Bezos couldn’t join the race: New Glenn launch canceled during countdown!

Blue Origin, the aviation and space research center owned by Amazon CEO and one of the world’s hundred richest people with his fortune, Jeff Bezos, was scheduled to place its first rocket, called New Glenn, into orbit today.

The company announced that the first launch was canceled during the countdown due to “several anomalies.”

Jeff Bezos’s aerospace startup Blue Origin was planning to place its first rocket into orbit today after more than a decade of work. However, due to anomalies detected during the countdown, the New Glenn launch was canceled. The date of the next launch attempt will be announced after the examinations.
Originally planned to be launched in 2020, New Glenn was planned to place a test satellite into orbit, after which the booster would separate from the rest of the rocket and land on a specially built ship named after Bezos’ mother Jacklyn, stationed in the Atlantic Ocean. The mission was seen as a critical milestone in space exploration for Blue Origin. The company said getting to orbit safely was the “main goal” and that any success in landing the booster would be “icing on the cake.”
Blue Origin has so far carried out missions to carry tourists to the edge of space, but it has not achieved the capability to send a rocket capable of carrying humans and satellites into orbit.
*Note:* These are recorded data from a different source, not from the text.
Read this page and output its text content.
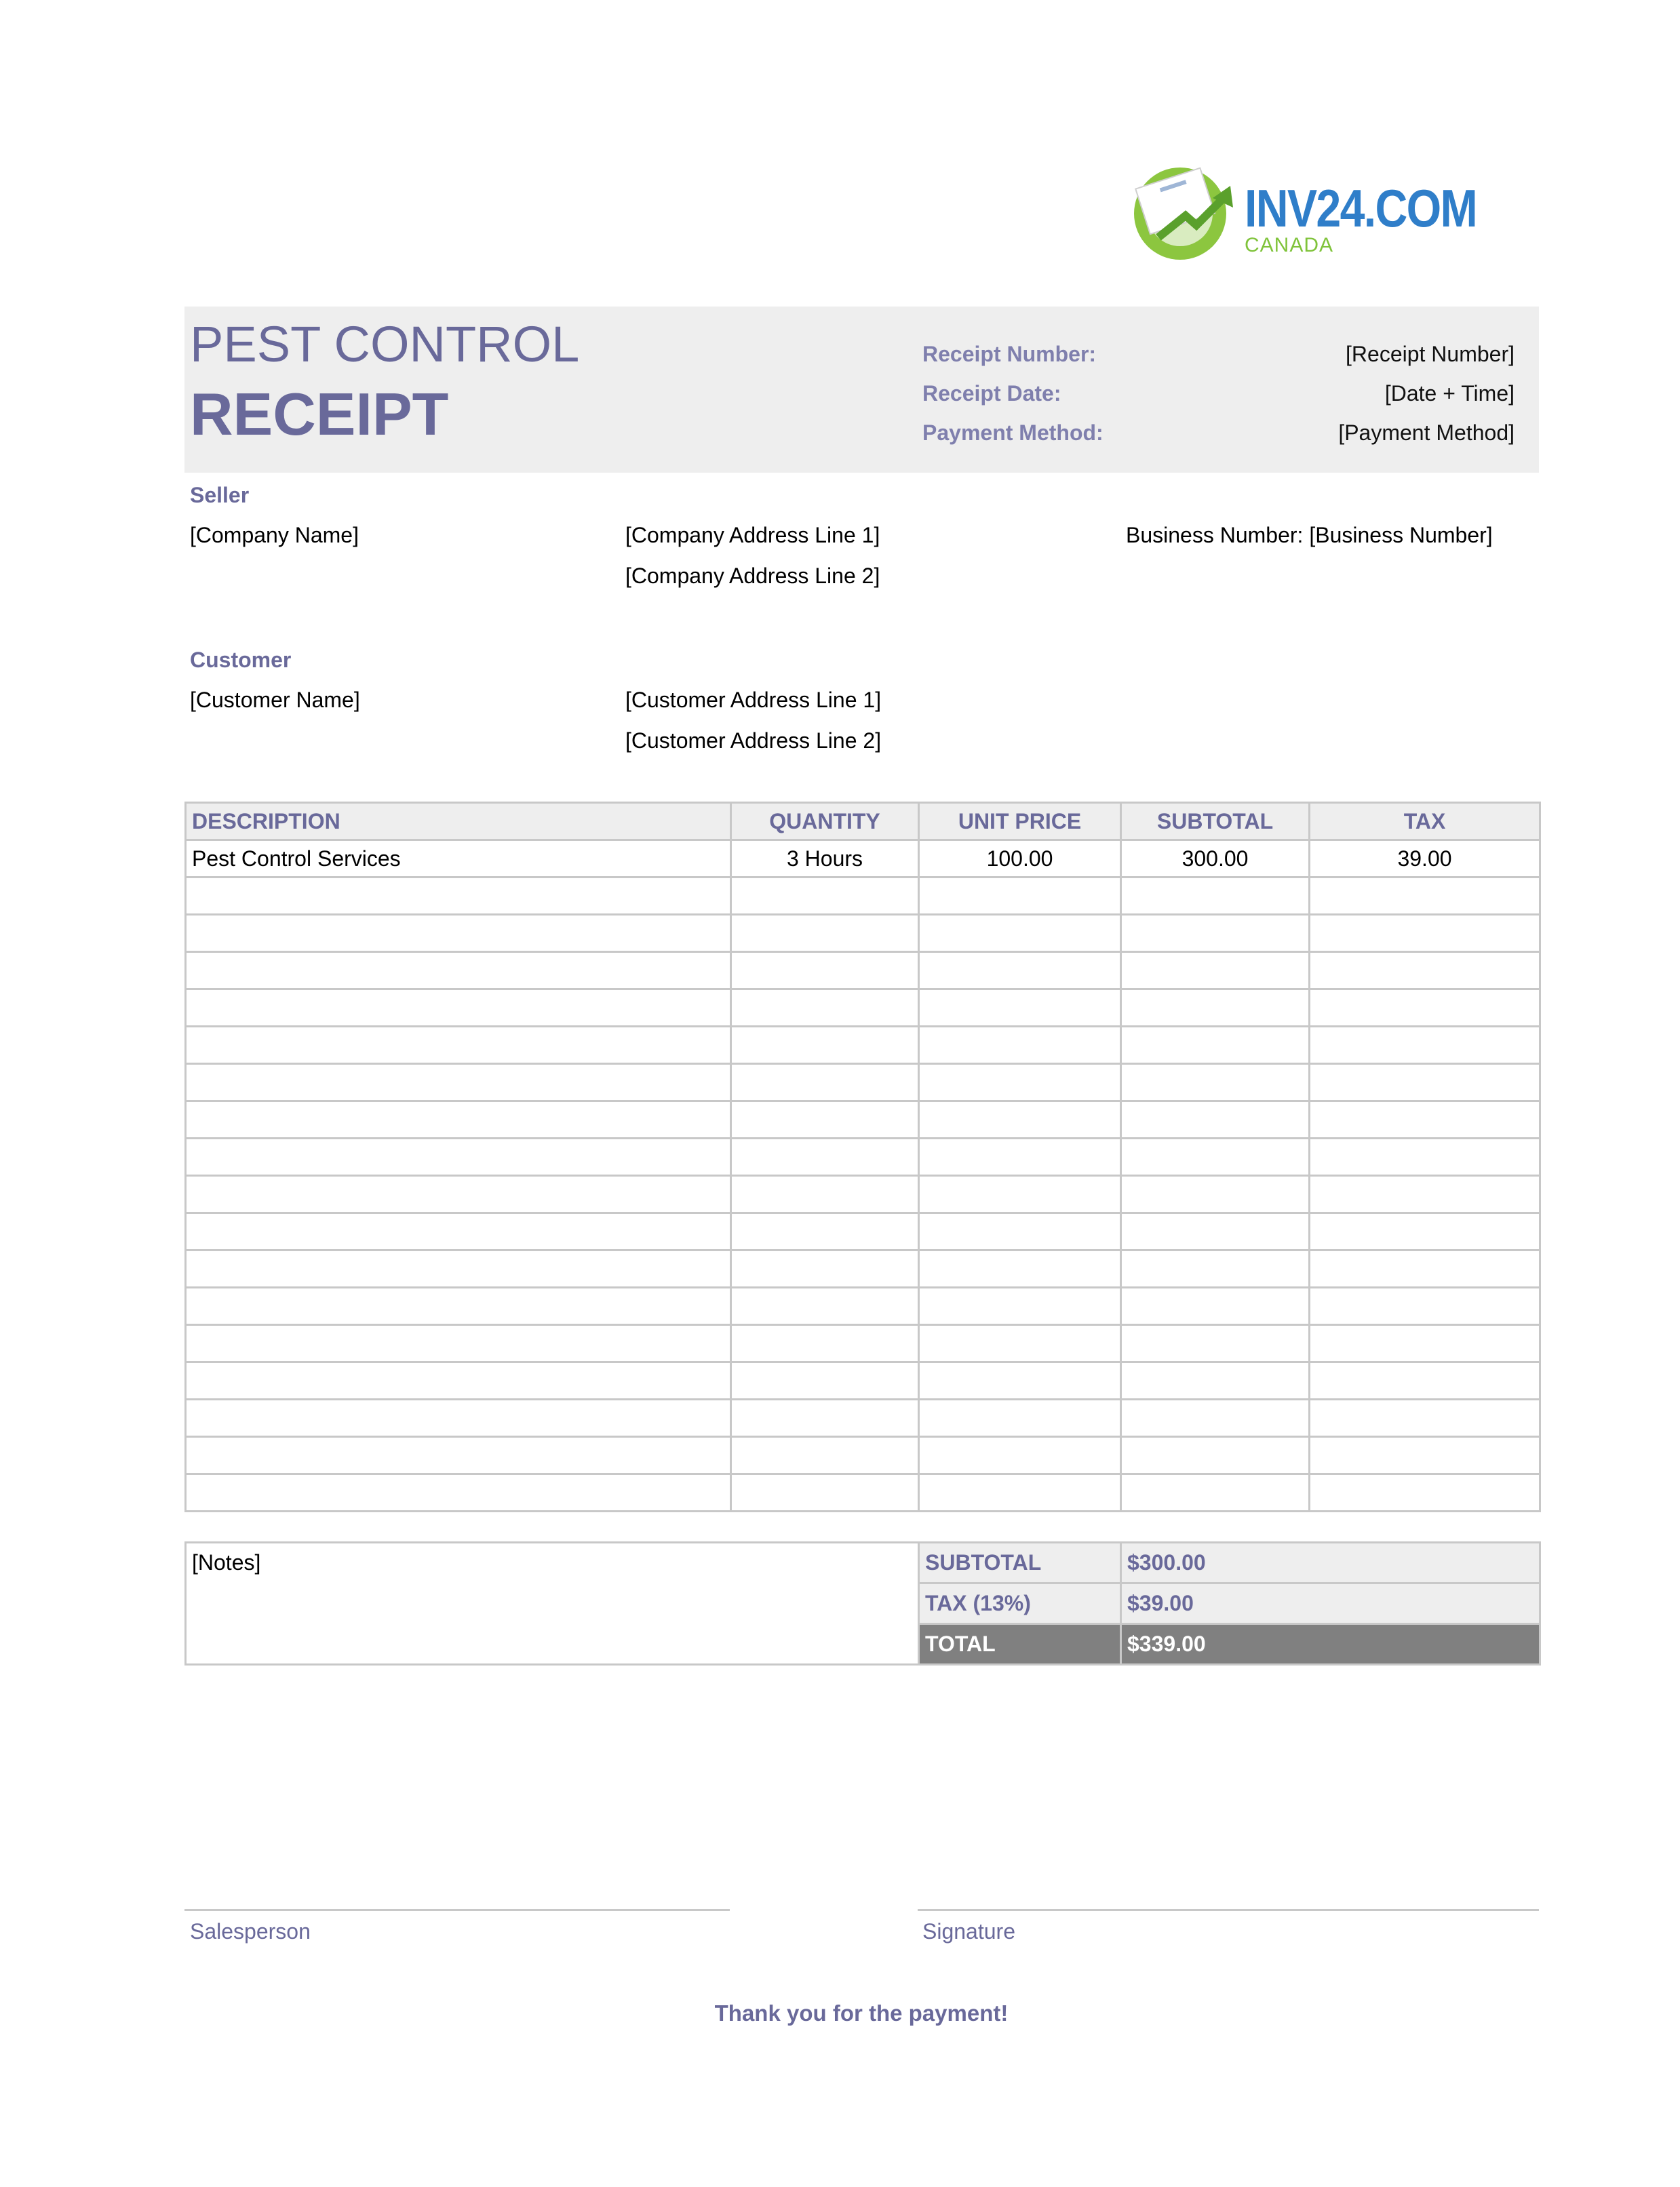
INV24.COM
CANADA
PEST CONTROL
RECEIPT
Receipt Number:	[Receipt Number]
Receipt Date:	[Date + Time]
Payment Method:	[Payment Method]
Seller
[Company Name]	[Company Address Line 1]
[Company Address Line 2]
Business Number: [Business Number]
Customer
[Customer Name]	[Customer Address Line 1]
[Customer Address Line 2]
DESCRIPTION	QUANTITY	UNIT PRICE	SUBTOTAL	TAX
Pest Control Services	3 Hours	100.00	300.00	39.00

[Notes]	SUBTOTAL	$300.00
	TAX (13%)	$39.00
	TOTAL	$339.00
Salesperson	Signature
Thank you for the payment!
On the other hand, Bezos said at the NYT Dealbook Summit last year, “We need to lower the cost of access to space. We can set the preconditions where the next generation, or the generation after that, can remove industrial waste from Earth, and then this planet will be protected as it should be.”
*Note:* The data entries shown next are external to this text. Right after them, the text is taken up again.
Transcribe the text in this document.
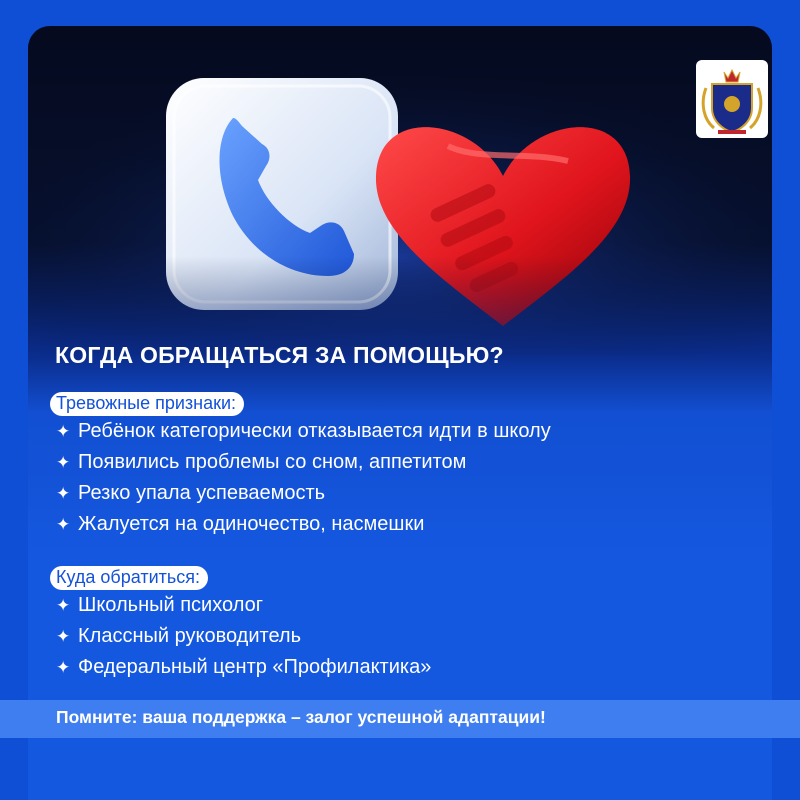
КОГДА ОБРАЩАТЬСЯ ЗА ПОМОЩЬЮ?
Тревожные признаки:
✦ Ребёнок категорически отказывается идти в школу
✦ Появились проблемы со сном, аппетитом
✦ Резко упала успеваемость
✦ Жалуется на одиночество, насмешки
Куда обратиться:
✦ Школьный психолог
✦ Классный руководитель
✦ Федеральный центр «Профилактика»
Помните: ваша поддержка – залог успешной адаптации!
New Glenn’s development process was prolonged due to delays in the completion of the BE-4 engines produced in-house.
Blue Origin has followed a more traditional engineering methodology in this process, aiming to minimize unplanned explosions.
Blue Origin is calling its first upcoming mission NG-1.
New Glenn will carry a payload on this flight: a test version of the company’s “Blue Ring” spacecraft platform.
The platform is designed for missions such as delivering customer payloads to various orbits.
According to a mission statement the company released last month, the test model will validate Blue Ring’s communications capabilities from orbit to the ground.
The NG-1 mission will also contribute to the process of certifying Blue Origin’s New Glenn rocket to launch national security missions for the U.S. government.